The “Superman/woman Seller” syndrome is all too common in sales managers. Too often, we make the mistake of moving our very best sellers into sales management roles. These characters sweep in and are driven to demonstrate their selling superiority to all their people.
In discussing deals with their people, their view of “coaching” is to instruct them precisely on what to do. Because they believe they are superior sales people, they know better than anyone and they believe their job is to tell people what to do.
Further, they get impatient or their egos drive them, causing them to sweep in, taking the sale away from the sales person, closing the deal themselves. Naturally, they take full credit for it, further bolstering their self image of being a Super Salesperson.
In reality, these are among the most destructive sales managers. They demoralize the team. The A players resent the manager, they want to manage the deals themselves, as they should, so they leave and go elsewhere. Some of the B players will do the same, others get frustrated and sit back waiting for the sales manager to tell them what to do. C players love this kind of manager, as long as they can hide out, getting the manager to do their work for them.
And the managers are totally oblivious to the whole thing, because their egos are fed by their personal success, not the team’s success.
Inevitably they fail. They lose the hearts and minds of their team. Soon the numbers start going against them. As individual contributors, while they were great sales people, inevitably, they had to work full time to get their jobs done. Now they are stepping into a role where they have 8-12 people and they are trying to do the work of those 8-12 people.
It always fails!
The whole point of being a sales manager is not how great a sales person you are. It’s how great you can make each of your people. The goal of the sales manager is build a team where each person can outsell everyone else in the organization, but most importantly outsell competitors.
Great sales managers need to be good-great sales people. They need to know what their people face.
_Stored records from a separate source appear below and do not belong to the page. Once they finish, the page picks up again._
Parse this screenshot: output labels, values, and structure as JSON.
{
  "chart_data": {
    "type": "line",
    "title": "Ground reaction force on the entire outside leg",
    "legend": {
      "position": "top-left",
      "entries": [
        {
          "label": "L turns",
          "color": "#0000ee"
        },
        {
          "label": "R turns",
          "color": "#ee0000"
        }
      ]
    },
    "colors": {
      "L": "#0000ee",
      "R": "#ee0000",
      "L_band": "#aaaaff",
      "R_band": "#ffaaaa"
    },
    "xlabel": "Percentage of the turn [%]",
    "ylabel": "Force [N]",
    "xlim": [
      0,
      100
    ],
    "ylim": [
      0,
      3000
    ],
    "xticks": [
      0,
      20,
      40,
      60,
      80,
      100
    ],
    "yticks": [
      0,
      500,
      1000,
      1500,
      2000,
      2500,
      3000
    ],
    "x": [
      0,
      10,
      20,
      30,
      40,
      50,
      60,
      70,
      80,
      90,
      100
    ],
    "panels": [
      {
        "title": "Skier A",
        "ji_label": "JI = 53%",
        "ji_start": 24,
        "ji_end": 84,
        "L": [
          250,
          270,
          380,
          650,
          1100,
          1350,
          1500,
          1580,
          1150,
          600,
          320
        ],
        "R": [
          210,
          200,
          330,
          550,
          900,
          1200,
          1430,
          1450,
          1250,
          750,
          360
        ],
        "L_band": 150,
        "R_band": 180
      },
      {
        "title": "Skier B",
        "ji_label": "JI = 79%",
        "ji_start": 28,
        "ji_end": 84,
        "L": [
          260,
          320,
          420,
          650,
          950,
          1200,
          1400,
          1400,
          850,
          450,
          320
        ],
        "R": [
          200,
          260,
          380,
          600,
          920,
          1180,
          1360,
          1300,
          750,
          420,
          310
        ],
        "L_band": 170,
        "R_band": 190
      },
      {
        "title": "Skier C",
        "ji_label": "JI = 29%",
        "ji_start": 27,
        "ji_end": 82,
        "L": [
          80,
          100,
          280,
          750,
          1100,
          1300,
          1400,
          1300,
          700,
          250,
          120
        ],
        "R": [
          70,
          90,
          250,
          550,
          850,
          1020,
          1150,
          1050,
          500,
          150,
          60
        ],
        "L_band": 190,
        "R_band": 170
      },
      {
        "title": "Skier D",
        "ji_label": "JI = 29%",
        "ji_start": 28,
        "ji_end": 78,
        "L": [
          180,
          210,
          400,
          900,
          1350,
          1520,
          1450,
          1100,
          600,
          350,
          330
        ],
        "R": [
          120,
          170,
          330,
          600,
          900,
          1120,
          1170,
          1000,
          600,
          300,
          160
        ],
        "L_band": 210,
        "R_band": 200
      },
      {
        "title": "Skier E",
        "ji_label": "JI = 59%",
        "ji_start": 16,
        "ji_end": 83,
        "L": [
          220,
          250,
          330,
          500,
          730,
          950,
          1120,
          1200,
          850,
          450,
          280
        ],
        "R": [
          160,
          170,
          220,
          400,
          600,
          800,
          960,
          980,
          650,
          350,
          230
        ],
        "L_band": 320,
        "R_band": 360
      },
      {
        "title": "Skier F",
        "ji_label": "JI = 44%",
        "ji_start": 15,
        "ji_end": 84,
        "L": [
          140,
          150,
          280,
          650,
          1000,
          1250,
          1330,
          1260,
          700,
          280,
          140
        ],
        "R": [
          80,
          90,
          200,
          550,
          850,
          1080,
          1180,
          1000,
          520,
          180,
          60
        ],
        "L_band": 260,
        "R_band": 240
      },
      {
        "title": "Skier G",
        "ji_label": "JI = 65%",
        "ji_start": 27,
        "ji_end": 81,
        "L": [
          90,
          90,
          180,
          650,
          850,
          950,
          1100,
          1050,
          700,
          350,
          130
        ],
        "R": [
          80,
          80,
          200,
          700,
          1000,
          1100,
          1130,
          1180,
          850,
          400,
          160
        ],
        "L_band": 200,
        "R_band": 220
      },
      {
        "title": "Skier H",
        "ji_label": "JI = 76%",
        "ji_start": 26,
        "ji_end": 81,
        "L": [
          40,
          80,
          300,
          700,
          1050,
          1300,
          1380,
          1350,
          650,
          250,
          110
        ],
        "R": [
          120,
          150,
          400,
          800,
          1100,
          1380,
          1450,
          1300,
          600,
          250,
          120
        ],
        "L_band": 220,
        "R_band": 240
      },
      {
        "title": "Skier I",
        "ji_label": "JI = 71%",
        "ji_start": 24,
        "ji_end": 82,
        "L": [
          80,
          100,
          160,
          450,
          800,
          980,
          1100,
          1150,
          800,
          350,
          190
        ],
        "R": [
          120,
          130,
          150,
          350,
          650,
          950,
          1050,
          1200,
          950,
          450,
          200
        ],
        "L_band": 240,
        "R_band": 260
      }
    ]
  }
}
They need to be creative, helping their people figure out better strategies, to think about their deals, their pipelines, their accounts, their territories differently. They need to help their people learn and grow.
Great sales managers recognize their job is not to make the numbers—but to enable and empower their people to make the numbers. They know the only way to make the numbers is through their people. That their people are accountable for closing the deals. As managers they are accountable for maximizing the performance of each person on the team.
Great sales managers brag that their team can sell circles around anyone!